Welcome! Need support, you got it. Or share your ideas and experiences.
In Reply to: need help with the ella posted by mikey115 on November 28, 2002 at 09:31:10:
I've never built one of these kits (yet) but the safety ground and the signal ground(the one off of the main PCB) and a chassis ground should all connect together with individual wires at the negative side of the last capacitor on the power supply PCB. This is called a star ground. If they are not recommending that you use this configuration in the instructions then shame on them. This is the best way to ground any audio circuit SS or tube. It almost gaurantees that you will not get a ground loop induced hum coming out of your speakers. Also remember to twist the leads on the primary of the power transformer together when routing them for wiring and the same goes for the secondary leads as well as the primary and secondary leads for the output transformers. I hope this helps.
Take a look at how the wiring looks in this amp:http://www.idealinnovations.ca/gallery/s30internal.jpg
Follow Ups:
These amps do essentially have a star grounding scheme. Thats why the RCA jack ground must be returned to the star ground instead of being arbitrarily grounded to some point on the chassis. Often the chassis safety ground is NOT connected to the star ground point if this induces hum because of its interaction with the power transformer. But that sacrifices the safety effects, of course. So a solution is to connect the safety ground to another point on the chassis far from the star ground point.Long story short.. no ground loop problems or coupled 60hz hum and a safety ground in place. No worries.
I've heard of people on the BottleHead forum talking about isolating the RCA jacks from the chassis and running the nagative pin of the jack straight to signal ground and then also taking a .1uF ceramic disk cap and tying it from the negative RCA jack pin to the chassis. This might work well for the Ella and Joplin. But this is just speculation. I wonder if the problem with the hum on the Ella is due to the use of an aluminum chassis instead of a steel one. If they are steel chassis and steel covers on the transformers there shouldn't be any magnetic coupling of the transformers. If there is no magnetic coupling going on then there should be no reason for star grounding not to work everytime. Not just sometimes.G
To clarify, there is no problem with hum on the ella. The small amount of hum reaching the speakers could be reduced even further with more power supply filtering.

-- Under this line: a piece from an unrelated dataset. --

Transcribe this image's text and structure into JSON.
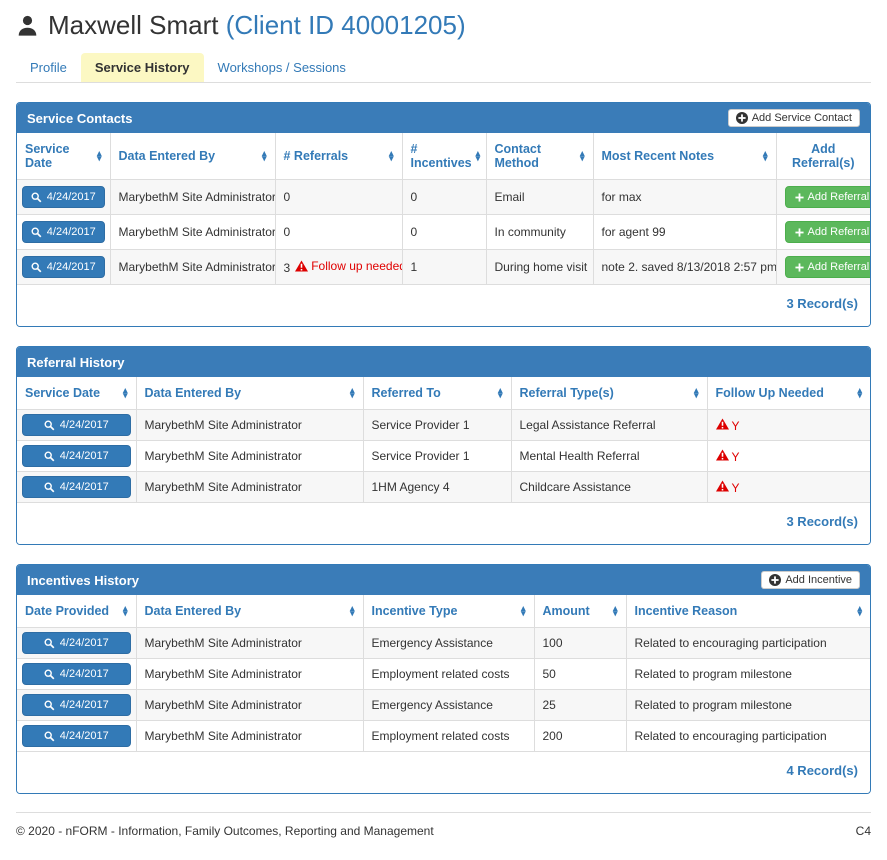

I don't even have a filter choke and the hum is only audible when putting your ear up to the speaker. Both the chassis and the tranformer covers are steel.I didn't mean to imply there was a problem. It was more just information for what you can do in general IF you encountered something like this.
(yay me...I finally registered after a year and half or something)
I see. I guess I'm just a little miffed at being informed that if I want a choke in the power supply of my Ella(if I order one) then I will have to modify the PCB board and shoehorn a choke in. On the DIYCable site it says that the Ella comes with a choke supply designed into it, not that you will have to modify the kit to use one. Then I misunderstand about the severity of the hum problem that is being discussed. I thought that I had wasted all of the time drooling over the Joplin and the Ella only to find out that they are not such good deals after all. I'm releived to find out that this is not the case. One other trick that I have seen done is to twist together the chassis ground and the safety ground wires and then solder a 10 ohm resistor bypassed by a .1uF cap on to the ends of the twisted wires and attach the resistor and the cap to the star ground point. This is supposed to work well at breaking up ground loops. Thanks for setting me straight Zarniwoop.